The same can be said of how the film treats Dr. Dre. In the film he is kind and doesn’t do anything wrong, but as we all know that’s not true. These people have problems and it feels so fake to turn away from that and it ends up doing them an injustice because it approaches art as if it isn’t multi-faceted and complex.

This is where the myth part comes in, because I feel like we’re watching the rewriting of history taking place before our eyes. With things taken out and the complexity flattened into a more convincing story. It’s a distortion we see in all the great myths of ancient times.

It’s funny because their image changes in the complete opposite way to how they began. Eazy-E is the only one of the group who actually experienced anything resembling a “gangster” life, but with the way they rapped and the characters they seemed to portray, we see that they become such in the public perception. Which is really the true version of reality here? I realise now that they were already part of a myth, it’s just that the myth has changed over time.

I think that’s fundamentally what this film is about. It’s about the image that we project to the world and the way that it can be manipulated to give hope and to give rise to movements and schools of thought, and it’s clear to me that Ice and Dre are still doing this nearly 30 years later.

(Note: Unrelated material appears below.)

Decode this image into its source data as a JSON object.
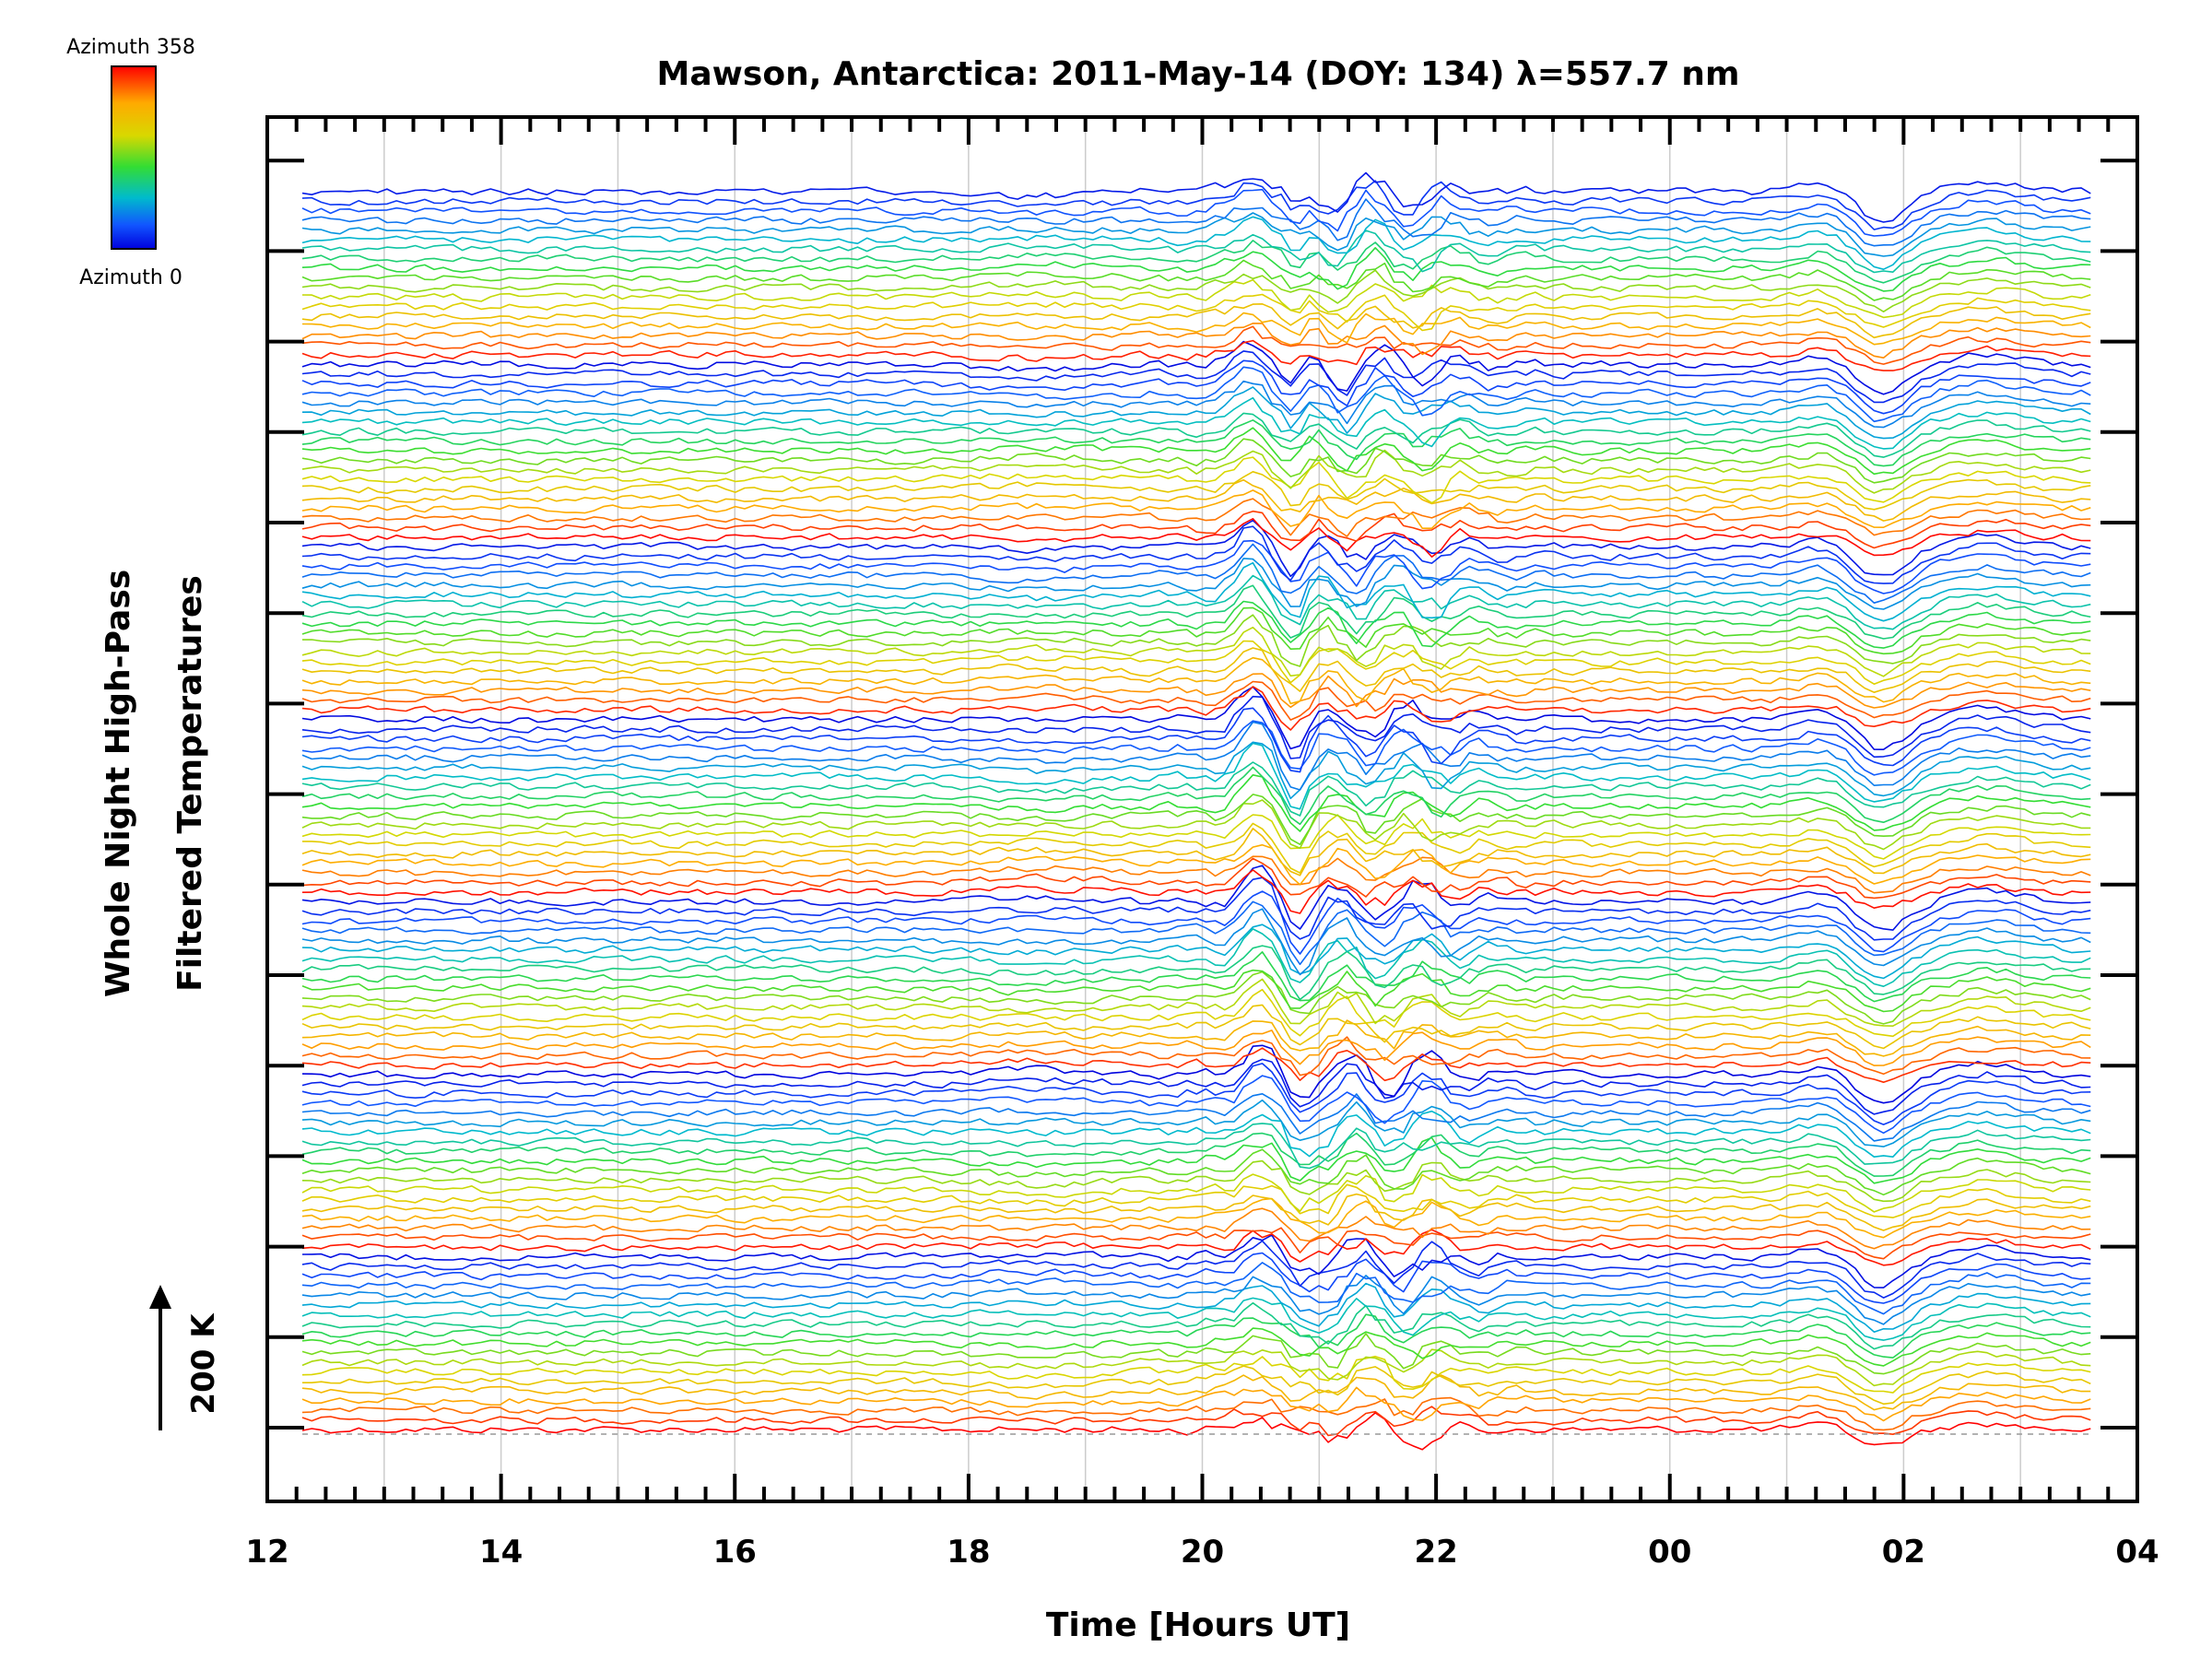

Go see this movie, it’s fantastic. Just remember that reality is always going to be more complex than what can be wrapped up into a 2 hour movie. Film is inherently fictional, everything betrays objective truth, and that’s fine because it’s what it makes all of this so magical. Just don’t limit yourself to believing in only what you see on your screen.

One thought on “Straight Outta Compton and The Creation of Myths

  1. Nice review, I really enjoyed the movie ^,^! Music was fantastic. It was awesome how the actors really looked similar to who they were portraying, great casting. Also I loved that Detroit riot scene–it was really powerful.